Wang Peng, Zhu Wen, Liao Bo, Cai Lijun, Peng Lihong, Yang Jialiang
College of Information Science and Engineering, Hunan University, Changsha, Changsha, China.
School of Mathematics and Statistics, Hainan Normal University, Haikou, China.
Front Microbiol. 2018 Oct 23;9:2500. doi: 10.3389/fmicb.2018.02500. eCollection 2018.

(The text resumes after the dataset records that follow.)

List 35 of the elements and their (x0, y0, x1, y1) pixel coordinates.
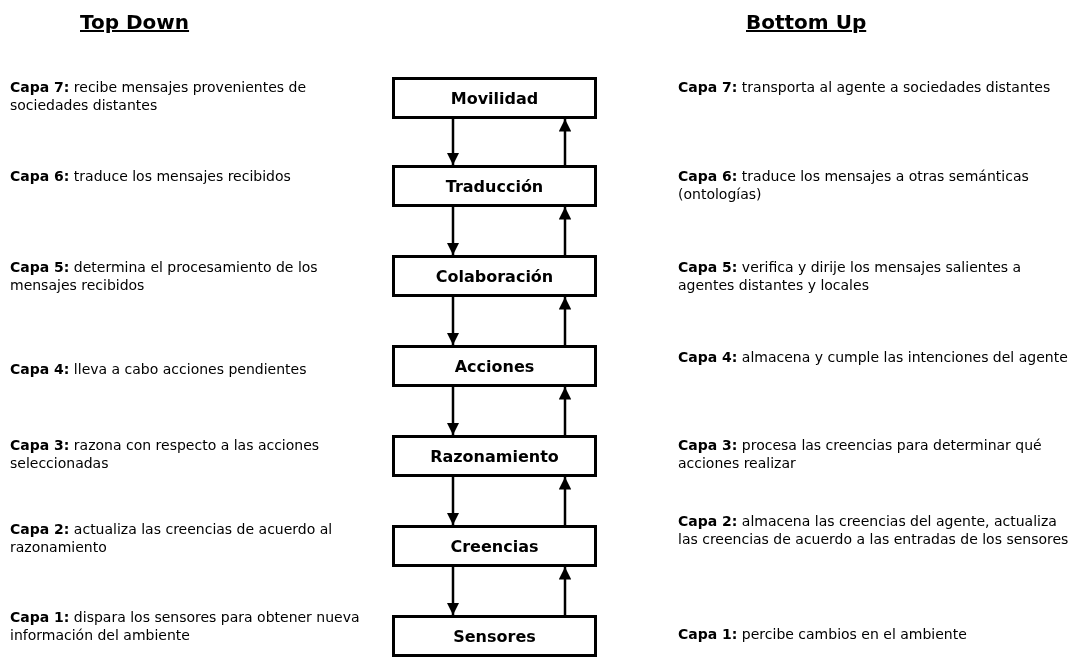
arrow (446, 477, 460, 525)
layer-description: Capa 6: traduce los mensajes a otras semánticas (ontologías) (678, 167, 1030, 203)
layer-description: Capa 1: dispara los sensores para obtener nueva información del ambiente (10, 608, 361, 644)
arrow (558, 207, 572, 255)
column-heading: Bottom Up (746, 10, 867, 34)
layer-box: Colaboración (392, 255, 597, 297)
arrow (446, 207, 460, 255)
arrow (558, 477, 572, 525)
layer-box: Sensores (392, 615, 597, 657)
layer-description: Capa 2: actualiza las creencias de acuerdo al razonamiento (10, 520, 334, 556)
arrow (558, 119, 572, 165)
arrow (558, 297, 572, 345)
layer-box: Creencias (392, 525, 597, 567)
layer-description: Capa 1: percibe cambios en el ambiente (678, 625, 968, 643)
layer-description: Capa 4: lleva a cabo acciones pendientes (10, 360, 308, 378)
column-heading: Top Down (80, 10, 190, 34)
layer-description: Capa 5: determina el procesamiento de los mensajes recibidos (10, 258, 319, 294)
arrow (558, 387, 572, 435)
layer-box: Movilidad (392, 77, 597, 119)
arrow (446, 119, 460, 165)
arrow (558, 567, 572, 615)
layer-box: Traducción (392, 165, 597, 207)
layer-description: Capa 3: razona con respecto a las acciones seleccionadas (10, 436, 321, 472)
layer-description: Capa 7: transporta al agente a sociedades distantes (678, 78, 1052, 96)
layer-description: Capa 4: almacena y cumple las intenciones del agente (678, 348, 1069, 366)
layer-description: Capa 6: traduce los mensajes recibidos (10, 167, 292, 185)
layer-box: Razonamiento (392, 435, 597, 477)
layer-box: Acciones (392, 345, 597, 387)
arrow (446, 297, 460, 345)
arrow (446, 567, 460, 615)
arrow (446, 387, 460, 435)
layer-description: Capa 3: procesa las creencias para determinar qué acciones realizar (678, 436, 1043, 472)
layer-description: Capa 2: almacena las creencias del agente, actualiza las creencias de acuerdo a las entradas de los sensores (678, 512, 1070, 548)
layer-description: Capa 5: verifica y dirije los mensajes salientes a agentes distantes y locales (678, 258, 1023, 294)
layer-description: Capa 7: recibe mensajes provenientes de sociedades distantes (10, 78, 308, 114)
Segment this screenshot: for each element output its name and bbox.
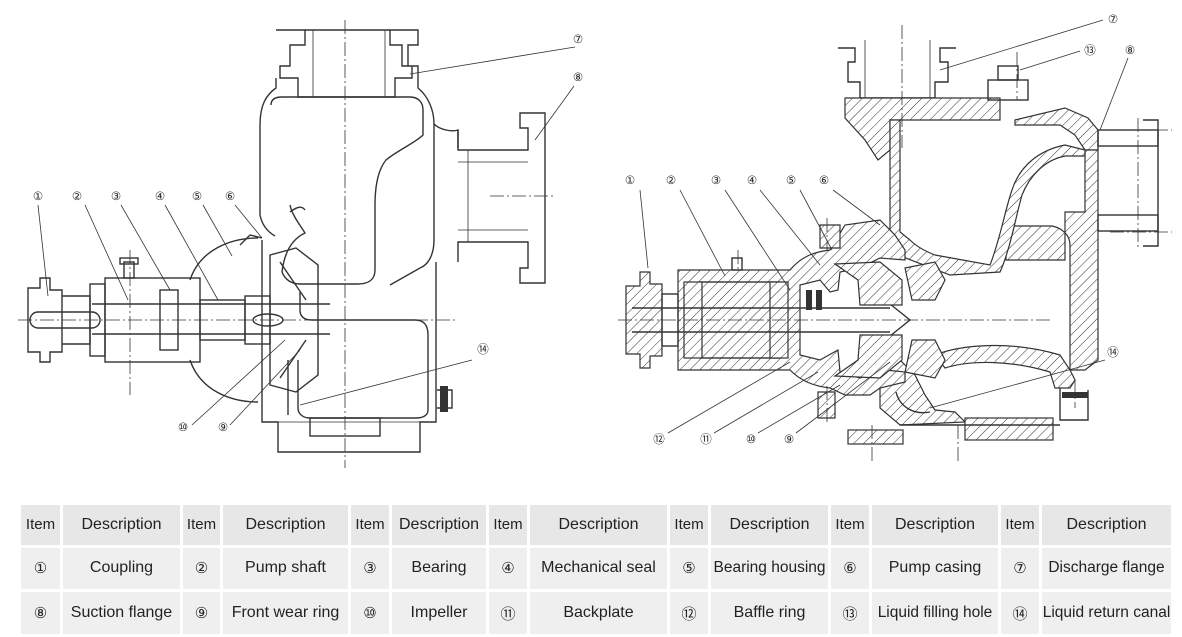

The rapid mutation of influenza viruses especially on the two surface proteins hemagglutinin (HA) and neuraminidase (NA) has made them capable to escape from population immunity, which has become a key challenge for influenza vaccine design. Thus, it is crucial to predict influenza antigenic evolution and identify new antigenic variants in a timely manner. However, traditional experimental methods like hemagglutination inhibition (HI) assay to select vaccine strains are time and labor-intensive, while popular computational methods are less sensitive, which presents the need for more accurate algorithms. In this study, we have proposed a novel low-rank matrix completion model MCAAS to infer antigenic distances between antigens and antisera based on partially revealed antigenic distances, virus similarity based on HA protein sequences, and vaccine similarity based on vaccine strains. The model exploits the correlations of viruses and vaccines in serological tests as well as the ability of HAs from viruses and vaccine strains in inferring influenza antigenicity. We also compared the effects of comprehensive 65 amino acids substitution matrices in predicting influenza antigenicity. As a result, we applied MCAAS into H3N2 seasonal influenza virus data. Our model achieved a 10-fold cross validation root-mean-squared error (RMSE) of 0.5982, significantly outperformed existing computational methods like antigenic cartography, AntigenMap and BMCSI. We also constructed the antigenic map and studied the association between genetic and antigenic evolution of H3N2 influenza viruses. Finally, our analyses showed that homologous structure derived amino acid substitution matrix (HSDM) is most powerful in predicting influenza antigenicity, which is consistent with previous studies.
流感病毒的快速变异,尤其是其两种表面蛋白血凝素(HA)和神经氨酸酶(NA)的变异,使其能够逃避群体免疫,这已成为流感疫苗设计的关键挑战。因此,及时预测流感抗原进化并识别新的抗原变体至关重要。然而,像血凝抑制(HI)试验这样选择疫苗株的传统实验方法既耗时又费力,而流行的计算方法灵敏度较低,这就需要更精确的算法。在本研究中,我们提出了一种新颖的低秩矩阵补全模型MCAAS,以基于部分揭示的抗原距离、基于HA蛋白序列的病毒相似性以及基于疫苗株的疫苗相似性来推断抗原与抗血清之间的抗原距离。该模型利用了血清学检测中病毒与疫苗的相关性以及病毒和疫苗株的HA推断流感抗原性的能力。我们还比较了65种综合氨基酸替换矩阵在预测流感抗原性方面的效果。结果,我们将MCAAS应用于H3N2季节性流感病毒数据。我们的模型在10倍交叉验证中的均方根误差(RMSE)为0.5982,显著优于现有的计算方法,如抗原图谱法、AntigenMap和BMCSI。我们还构建了抗原图谱并研究了H3N2流感病毒的遗传进化与抗原进化之间的关联。最后,我们的分析表明同源结构衍生氨基酸替换矩阵(HSDM)在预测流感抗原性方面最有效,这与先前的研究一致。